I cannot guarantee the strategy is right, I went to high school in the '90ies, in a system which emphasised mainly on “trial & error”.

I did find out about the Y justification, unfortunately this doesn’t exist for columns.

The idea is to asses the asses the work of the surveyor at once, and to be able to do a re-run on a tweaked origin.

We have two identical buildings to be surveyed, and we want to have an equalised cavity so the charges on the anchors are equally spread.

For the interpretation of the deviation I would like to make a heat-map.

Ant then there is the columns…the are rotating in all directions.

I would like to get their orientation from the spreadsheet, or otherwise from the adjacent structure

MartinSpence

Maybe just get them to demo the building…not sure why anyone would try to fix that mess, surprised it’s still standing haha.

Dynamo side, like others have mentioned what’s the final goal of the project?

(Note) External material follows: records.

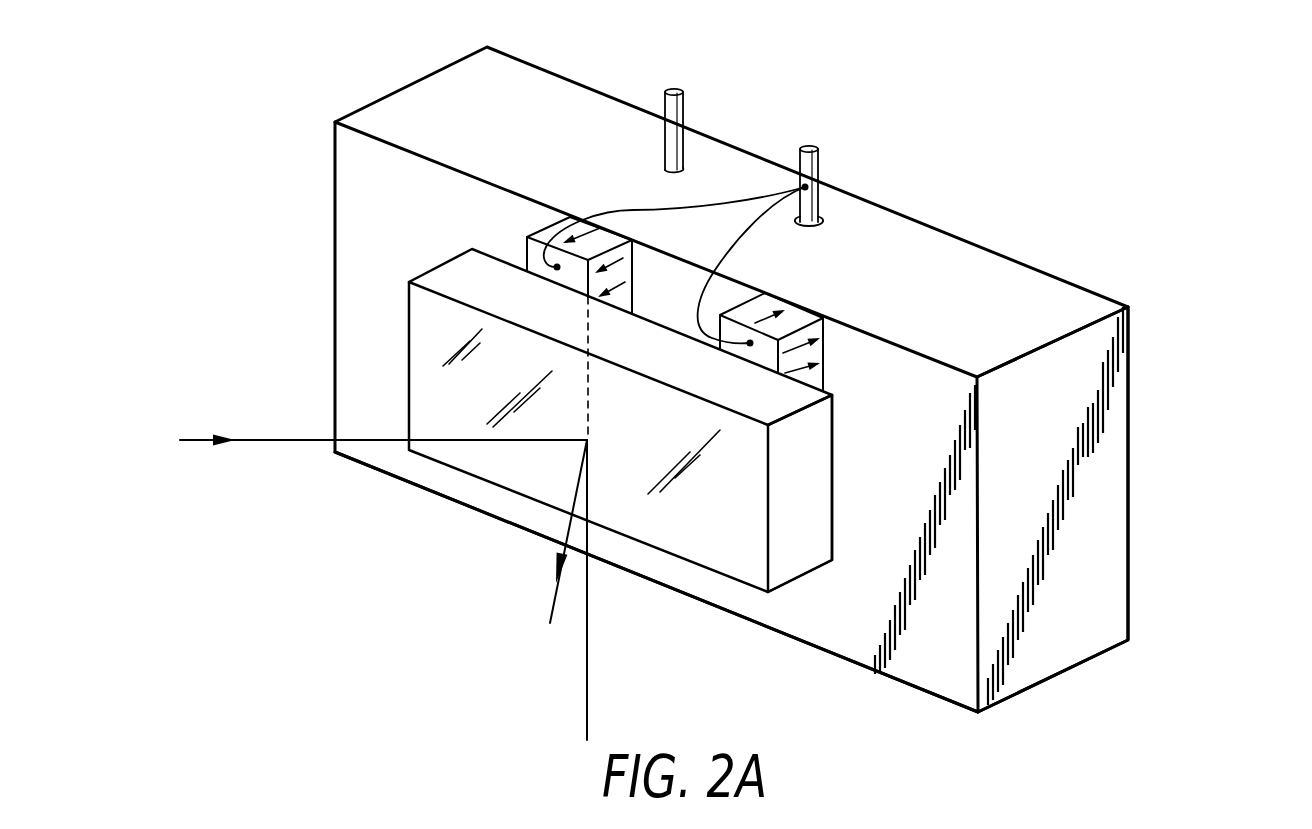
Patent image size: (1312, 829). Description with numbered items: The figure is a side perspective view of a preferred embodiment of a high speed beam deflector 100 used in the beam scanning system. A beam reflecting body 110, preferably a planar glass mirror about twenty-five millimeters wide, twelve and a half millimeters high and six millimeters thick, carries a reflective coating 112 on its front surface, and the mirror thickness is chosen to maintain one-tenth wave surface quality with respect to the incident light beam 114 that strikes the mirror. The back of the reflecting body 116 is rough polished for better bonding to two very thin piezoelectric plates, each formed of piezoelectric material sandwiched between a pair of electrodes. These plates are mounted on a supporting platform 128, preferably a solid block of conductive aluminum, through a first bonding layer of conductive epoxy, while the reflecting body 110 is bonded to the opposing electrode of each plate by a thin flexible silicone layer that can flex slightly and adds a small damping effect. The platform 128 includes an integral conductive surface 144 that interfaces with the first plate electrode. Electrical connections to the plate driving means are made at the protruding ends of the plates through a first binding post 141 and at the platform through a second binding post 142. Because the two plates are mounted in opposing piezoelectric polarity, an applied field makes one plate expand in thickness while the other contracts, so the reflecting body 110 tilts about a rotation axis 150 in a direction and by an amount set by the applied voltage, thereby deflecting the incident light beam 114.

The beam deflector 100 is at (990, 95).
The beam reflecting body 110 is at (394, 355).
The reflective coating 112 is at (735, 538).
The incident light beam 114 is at (297, 444).
The back of the reflecting body 116 is at (834, 500).
The supporting platform 128 is at (1146, 610).
The first binding post 141 is at (812, 145).
The second binding post 142 is at (675, 90).
The integral conductive surface 144 is at (830, 603).
The rotation axis 150 is at (589, 628).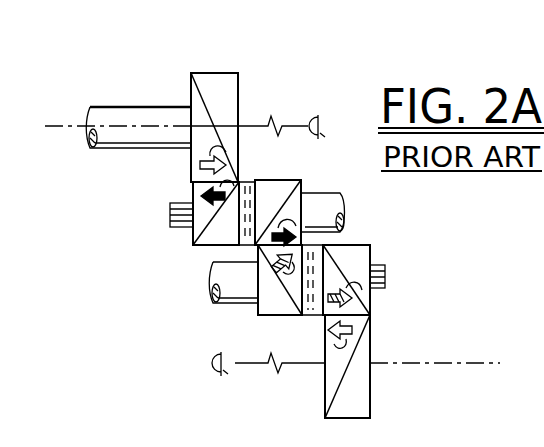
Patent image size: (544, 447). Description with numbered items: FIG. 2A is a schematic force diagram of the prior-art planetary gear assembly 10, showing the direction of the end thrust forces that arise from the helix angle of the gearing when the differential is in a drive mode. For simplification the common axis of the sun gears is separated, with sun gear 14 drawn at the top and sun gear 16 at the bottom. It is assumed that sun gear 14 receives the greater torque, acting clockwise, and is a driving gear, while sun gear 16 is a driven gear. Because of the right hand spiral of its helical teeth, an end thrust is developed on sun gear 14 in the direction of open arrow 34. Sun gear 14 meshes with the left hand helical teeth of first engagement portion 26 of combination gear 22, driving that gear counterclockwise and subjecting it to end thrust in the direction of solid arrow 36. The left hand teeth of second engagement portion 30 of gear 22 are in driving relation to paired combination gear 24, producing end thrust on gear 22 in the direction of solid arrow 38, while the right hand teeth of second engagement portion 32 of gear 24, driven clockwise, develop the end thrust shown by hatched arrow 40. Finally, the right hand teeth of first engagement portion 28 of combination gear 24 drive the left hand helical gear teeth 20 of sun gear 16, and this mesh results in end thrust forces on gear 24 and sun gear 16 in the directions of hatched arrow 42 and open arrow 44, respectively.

The input optical fiber 10 is at (166, 112).
The sun gear 14 is at (238, 92).
The sun gear 16 is at (325, 402).
The left hand helical gear teeth 20 is at (397, 402).
The combination gear 22 is at (200, 240).
The combination gear 24 is at (370, 248).
The first engagement portion 26 is at (205, 250).
The first engagement portion 28 is at (386, 280).
The second engagement portion 30 is at (300, 186).
The second engagement portion 32 is at (283, 312).
The open arrow 34 is at (236, 150).
The solid arrow 36 is at (193, 184).
The solid arrow 38 is at (345, 216).
The hatched arrow 40 is at (258, 282).
The hatched arrow 42 is at (370, 326).
The open arrow 44 is at (328, 332).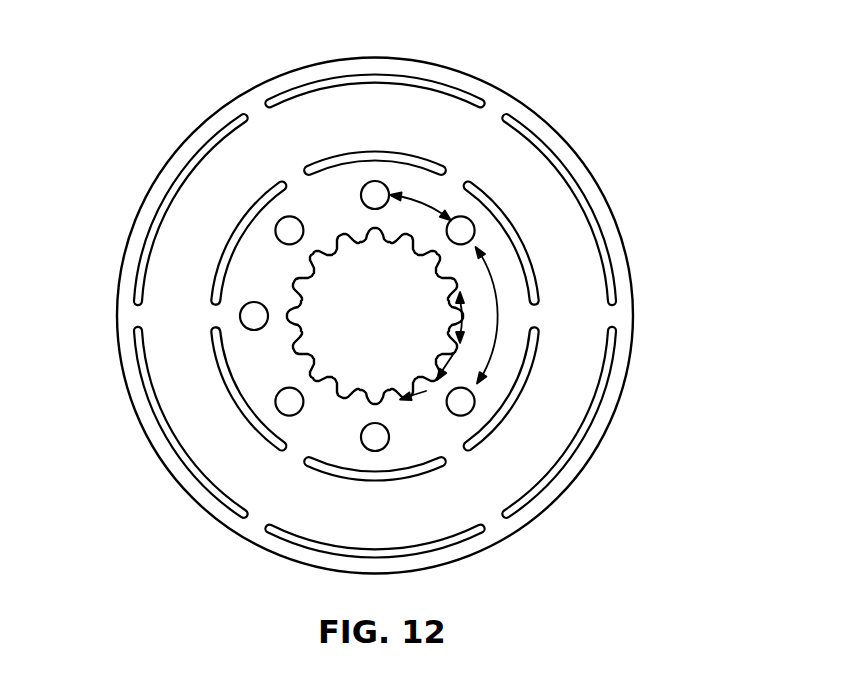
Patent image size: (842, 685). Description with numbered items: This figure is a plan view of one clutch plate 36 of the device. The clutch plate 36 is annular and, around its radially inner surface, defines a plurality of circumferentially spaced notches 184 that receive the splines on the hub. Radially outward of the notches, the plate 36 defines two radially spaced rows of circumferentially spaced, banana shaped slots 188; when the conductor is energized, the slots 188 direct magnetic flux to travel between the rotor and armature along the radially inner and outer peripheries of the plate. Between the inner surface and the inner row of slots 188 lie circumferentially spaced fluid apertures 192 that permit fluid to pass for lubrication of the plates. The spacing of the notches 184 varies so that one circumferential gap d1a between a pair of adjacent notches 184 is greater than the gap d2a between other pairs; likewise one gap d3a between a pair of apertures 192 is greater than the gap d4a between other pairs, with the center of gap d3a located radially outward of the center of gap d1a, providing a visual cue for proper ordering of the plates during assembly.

The clutch plate 36 is at (604, 192).
The banana shaped slots 188 is at (163, 411).
The fluid apertures 192 is at (294, 232).
The notches 184 is at (339, 383).
The circumferential gap between adjacent notches d1a is at (458, 313).
The circumferential gap between other pairs of notches d2a is at (399, 400).
The circumferential gap between a pair of fluid apertures d3a is at (490, 358).
The circumferential gap between other pairs of fluid apertures d4a is at (422, 203).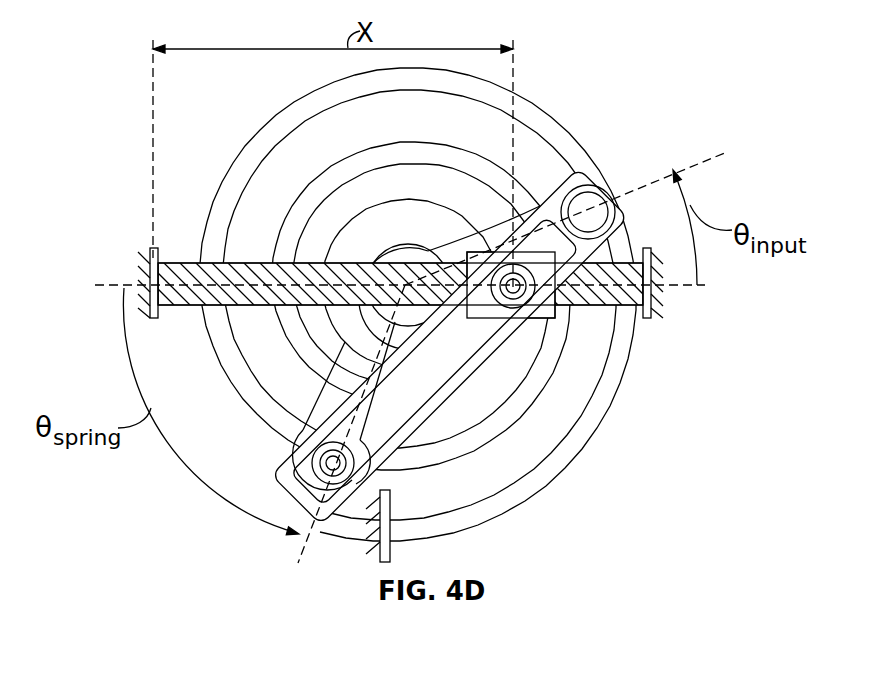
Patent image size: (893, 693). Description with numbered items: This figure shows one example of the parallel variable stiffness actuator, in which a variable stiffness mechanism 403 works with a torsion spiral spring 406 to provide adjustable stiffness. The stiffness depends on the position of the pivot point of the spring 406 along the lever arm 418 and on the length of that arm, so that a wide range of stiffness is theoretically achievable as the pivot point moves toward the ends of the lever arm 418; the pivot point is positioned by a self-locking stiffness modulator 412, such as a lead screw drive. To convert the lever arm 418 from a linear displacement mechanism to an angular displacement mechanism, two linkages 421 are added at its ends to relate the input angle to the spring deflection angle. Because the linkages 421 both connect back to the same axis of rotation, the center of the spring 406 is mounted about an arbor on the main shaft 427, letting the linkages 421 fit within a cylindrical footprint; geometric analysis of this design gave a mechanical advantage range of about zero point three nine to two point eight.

The variable stiffness mechanism 403 is at (568, 95).
The spring 406 is at (573, 462).
The stiffness modulator 412 is at (598, 318).
The lever arm 418 is at (598, 184).
The linkages 421 is at (468, 185).
The main shaft 427 is at (368, 262).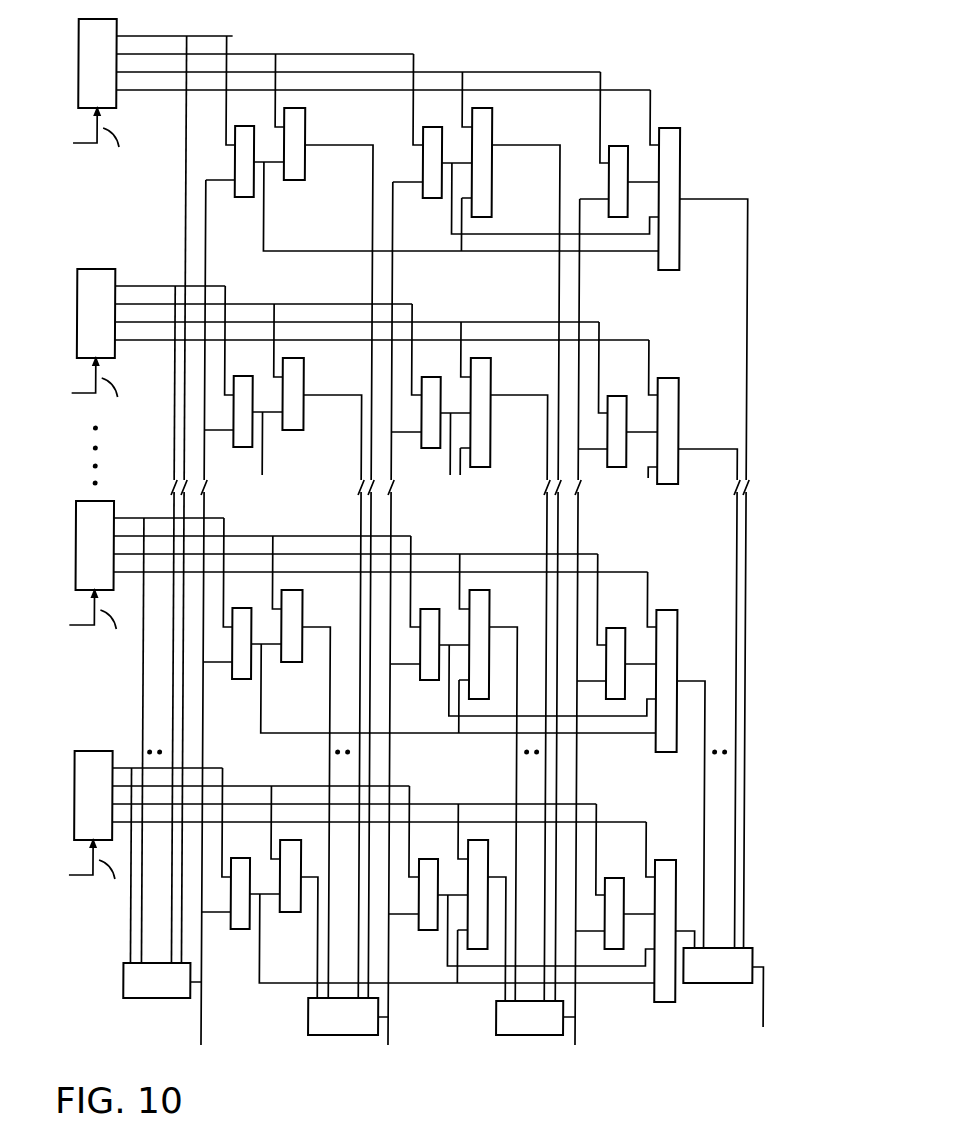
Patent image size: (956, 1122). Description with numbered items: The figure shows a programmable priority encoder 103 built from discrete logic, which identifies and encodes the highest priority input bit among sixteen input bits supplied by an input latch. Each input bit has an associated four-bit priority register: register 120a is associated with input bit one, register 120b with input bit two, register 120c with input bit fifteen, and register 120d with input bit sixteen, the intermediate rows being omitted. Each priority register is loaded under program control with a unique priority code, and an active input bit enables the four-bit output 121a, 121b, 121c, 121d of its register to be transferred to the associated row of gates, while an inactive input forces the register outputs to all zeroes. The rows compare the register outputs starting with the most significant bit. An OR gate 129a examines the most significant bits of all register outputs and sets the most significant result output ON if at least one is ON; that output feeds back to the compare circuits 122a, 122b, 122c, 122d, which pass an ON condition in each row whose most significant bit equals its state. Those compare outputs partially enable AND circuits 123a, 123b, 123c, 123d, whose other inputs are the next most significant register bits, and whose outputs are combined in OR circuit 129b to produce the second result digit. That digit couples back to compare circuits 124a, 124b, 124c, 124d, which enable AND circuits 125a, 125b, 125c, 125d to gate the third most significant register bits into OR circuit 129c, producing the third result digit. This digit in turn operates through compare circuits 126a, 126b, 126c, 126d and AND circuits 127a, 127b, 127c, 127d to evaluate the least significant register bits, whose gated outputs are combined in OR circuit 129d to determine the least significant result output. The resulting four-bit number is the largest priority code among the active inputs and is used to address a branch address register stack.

The programmable priority encoder 103 is at (698, 31).
The priority register 120a is at (115, 27).
The priority register 120b is at (115, 339).
The priority register 120c is at (112, 573).
The priority register 120d is at (103, 813).
The four-bit output 121a is at (385, 496).
The four-bit output 121b is at (384, 621).
The four-bit output 121c is at (384, 737).
The four-bit output 121d is at (383, 862).
The compare circuit 122a is at (240, 198).
The compare circuit 122b is at (243, 425).
The compare circuit 122c is at (430, 670).
The compare circuit 122d is at (428, 920).
The AND circuit 123a is at (300, 180).
The AND circuit 123b is at (318, 678).
The AND circuit 123c is at (302, 794).
The AND circuit 123d is at (296, 919).
The compare circuit 124a is at (434, 190).
The compare circuit 124b is at (524, 427).
The compare circuit 124c is at (523, 662).
The compare circuit 124d is at (521, 912).
The AND circuit 125a is at (488, 213).
The AND circuit 125b is at (502, 679).
The AND circuit 125c is at (494, 795).
The AND circuit 125d is at (481, 920).
The compare circuit 126a is at (623, 156).
The compare circuit 126b is at (618, 418).
The compare circuit 126c is at (617, 650).
The compare circuit 126d is at (616, 900).
The AND circuit 127a is at (682, 157).
The AND circuit 127b is at (696, 659).
The AND circuit 127c is at (686, 775).
The AND circuit 127d is at (676, 919).
The OR gate 129a is at (124, 995).
The OR circuit 129b is at (312, 1029).
The OR circuit 129c is at (500, 1029).
The OR circuit 129d is at (737, 984).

Just to model existing conditions?

If you need it accurate, I would toss Dynamo away and get a proper 3d scan of exterior and interior of the building and bring that into Revit. This way you have accurate information you can trust. Points on an exterior wall doesn’t provide a lot of confidence in evaluating the structure.

Good luck.

Hi Matt,

It is ment to evaluate the geometry. I have less confidence in a 3D scan, as the software needs the to stitch together the different positions. We want a procedure in which the surveyor gives us a frame, which is properly described, and on which we can rely through the process to take extra measurements or to position the anchors on the facade, by keeping an understanding of the tolerances we have.

But I do not deny there should be a more robust way to do so. Ideally I would want the building to be modelled in Revit, in a way that if you change some coordinates, all the copy morphs into the exact as-build position.

Yea if you have the survey crew complete a 3D scan (not matterport or equal) but a true 3d scan with point cloud, tolerance can be up to 0.01mm or greater. They can build the file for you and provide a combined point cloud that you can use inside Revit or Navis etc.

Without this, columns you show as a specific shape, may not have been poured in that shape exactly. So you could be losing or misinterpreting the data. So depends on what you are doing with it, but a good 3D scan/point cloud if it’s all exposed is the most accurate method.

If accuracy doesn’t matter to much, then for speed might be faster to model it and push,pull per point offsets (use a point origin) and push/pull based on this.

If it’s something fun you want to do in dynamo that’s another topic. As you’ll need to calc rotation based on points on multiple faces of those columns etc. I would start with very small chunks (eg. 1. Place columns. 2. Get rotation values and update. 3. Push/pull with dynamo based on specifying the origin point.